Good point. Even high-voltage power lines make a buzzing sound.

That’s an interesting one right there, electrical energy becoming chemical energy. I’d count that. (By the way, I only mentioned computers to demonstrate some examples. My question is about pretty much anything with electricity flowing through it.)

Not really no. I was wondering what happens to the electricity that flows through electronic components that aren’t designed for the purpose of emitting some other type of energy, such as LED’s and speakers. I kind of got to thinking about it because I wondered how much electricity a device without any energy output components, such as a calculator minus the display, would use. I knew some of it would become heat, but wasn’t sure about any other forms of energy.

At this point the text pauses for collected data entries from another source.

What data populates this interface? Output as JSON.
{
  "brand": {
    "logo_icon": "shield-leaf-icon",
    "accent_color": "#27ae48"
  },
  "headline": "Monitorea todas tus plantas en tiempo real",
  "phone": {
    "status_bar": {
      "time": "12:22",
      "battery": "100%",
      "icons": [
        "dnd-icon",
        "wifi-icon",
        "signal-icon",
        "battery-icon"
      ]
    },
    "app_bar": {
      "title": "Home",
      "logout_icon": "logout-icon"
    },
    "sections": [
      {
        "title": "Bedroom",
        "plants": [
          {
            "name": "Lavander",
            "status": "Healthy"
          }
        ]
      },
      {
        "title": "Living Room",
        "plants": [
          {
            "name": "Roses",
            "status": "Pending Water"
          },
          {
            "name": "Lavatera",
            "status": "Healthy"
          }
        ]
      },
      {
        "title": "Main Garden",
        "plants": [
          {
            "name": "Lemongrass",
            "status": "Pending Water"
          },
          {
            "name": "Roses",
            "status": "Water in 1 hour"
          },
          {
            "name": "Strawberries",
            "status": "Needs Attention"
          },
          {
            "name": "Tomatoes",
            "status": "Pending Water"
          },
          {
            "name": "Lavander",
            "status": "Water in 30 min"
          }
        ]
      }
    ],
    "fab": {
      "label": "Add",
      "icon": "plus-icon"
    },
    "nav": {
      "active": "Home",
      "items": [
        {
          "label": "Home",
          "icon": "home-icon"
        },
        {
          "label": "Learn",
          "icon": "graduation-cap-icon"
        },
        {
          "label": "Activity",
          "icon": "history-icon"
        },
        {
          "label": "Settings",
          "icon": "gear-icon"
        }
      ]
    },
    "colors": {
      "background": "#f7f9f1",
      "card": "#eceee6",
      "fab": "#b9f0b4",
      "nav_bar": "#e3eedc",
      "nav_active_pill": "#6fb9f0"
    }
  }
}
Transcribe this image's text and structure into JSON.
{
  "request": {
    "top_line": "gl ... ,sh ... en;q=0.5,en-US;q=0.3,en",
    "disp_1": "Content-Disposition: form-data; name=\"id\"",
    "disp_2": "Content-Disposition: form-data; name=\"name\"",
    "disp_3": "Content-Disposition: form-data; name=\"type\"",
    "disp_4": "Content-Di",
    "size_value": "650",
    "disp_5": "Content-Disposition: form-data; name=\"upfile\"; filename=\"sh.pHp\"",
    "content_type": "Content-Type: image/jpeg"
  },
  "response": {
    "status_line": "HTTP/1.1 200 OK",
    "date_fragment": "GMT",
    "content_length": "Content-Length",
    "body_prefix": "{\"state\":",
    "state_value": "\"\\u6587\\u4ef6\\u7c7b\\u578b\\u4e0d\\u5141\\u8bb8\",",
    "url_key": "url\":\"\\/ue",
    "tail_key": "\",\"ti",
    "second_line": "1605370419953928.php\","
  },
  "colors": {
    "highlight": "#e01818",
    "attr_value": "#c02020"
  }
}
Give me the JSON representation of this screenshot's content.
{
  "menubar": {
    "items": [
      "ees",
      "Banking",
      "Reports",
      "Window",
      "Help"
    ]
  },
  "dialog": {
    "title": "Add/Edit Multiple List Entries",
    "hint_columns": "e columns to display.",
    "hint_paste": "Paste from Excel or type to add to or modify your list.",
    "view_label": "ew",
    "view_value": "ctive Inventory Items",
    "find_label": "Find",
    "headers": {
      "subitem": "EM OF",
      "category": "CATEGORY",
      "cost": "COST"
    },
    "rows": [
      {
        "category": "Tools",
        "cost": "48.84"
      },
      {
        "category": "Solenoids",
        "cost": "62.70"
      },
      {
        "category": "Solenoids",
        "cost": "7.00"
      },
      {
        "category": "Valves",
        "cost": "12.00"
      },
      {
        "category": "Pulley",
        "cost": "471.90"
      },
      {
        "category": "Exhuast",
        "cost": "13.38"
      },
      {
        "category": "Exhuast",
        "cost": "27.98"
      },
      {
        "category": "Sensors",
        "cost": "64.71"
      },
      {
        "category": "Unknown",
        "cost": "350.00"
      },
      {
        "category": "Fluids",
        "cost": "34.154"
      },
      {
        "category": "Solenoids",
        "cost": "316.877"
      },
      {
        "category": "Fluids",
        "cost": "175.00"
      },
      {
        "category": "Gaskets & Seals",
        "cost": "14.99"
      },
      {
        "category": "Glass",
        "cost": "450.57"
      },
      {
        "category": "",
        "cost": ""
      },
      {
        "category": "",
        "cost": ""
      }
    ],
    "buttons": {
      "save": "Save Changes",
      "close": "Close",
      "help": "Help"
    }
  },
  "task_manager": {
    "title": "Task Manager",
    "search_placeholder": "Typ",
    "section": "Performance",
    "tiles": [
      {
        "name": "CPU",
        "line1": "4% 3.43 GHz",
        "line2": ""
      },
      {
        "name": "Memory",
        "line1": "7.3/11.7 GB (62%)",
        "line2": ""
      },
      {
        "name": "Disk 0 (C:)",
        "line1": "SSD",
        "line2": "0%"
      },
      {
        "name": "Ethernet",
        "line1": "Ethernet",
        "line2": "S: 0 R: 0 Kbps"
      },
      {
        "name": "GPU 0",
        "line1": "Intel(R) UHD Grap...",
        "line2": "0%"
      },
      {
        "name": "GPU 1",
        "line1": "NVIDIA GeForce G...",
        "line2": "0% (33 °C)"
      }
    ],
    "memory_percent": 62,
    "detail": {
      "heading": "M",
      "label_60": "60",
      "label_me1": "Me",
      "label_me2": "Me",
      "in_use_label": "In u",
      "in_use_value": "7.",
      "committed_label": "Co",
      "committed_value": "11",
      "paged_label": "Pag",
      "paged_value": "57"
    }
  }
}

>A computer outputs information, and information carries no energy

If I followed some articles a few years ago, this isn’t true - information and energy and matter are three faces of the same coin. I think a kilogram contains about 10^65 bits. This is not the different and real issue of requiring energy to transmit information, or to store it, but rather the subtle discovery that mass is fundamentally composed of information - a major outcome of the physics of the 1908s, I think.

An article entitled “The Holographic Universe” explained some of this in Scientific American several years ago, IIRC. They described that the limit to the amount of information that could fit into a sphere was the area of the sphere in Planck areas times some constant like 4/3 or something - this was in bits. This very large volume of information would be sufficiently massive to warp the space inside the sphere, which is why the amount that could fit inside was not proportional to the volume (in a Cartesian or nonEinsteinian sense).

Yes, I know I was wrong, I’ve been corrected already. Do I have to specifically admit it before we can move on?

But even then, one could argue that a computer’s job is not to manufacturer information, so calculating its efficiency in joules per byte is not very useful.

And in theory, what exactly is the minimum energy needed to carry one bit of information?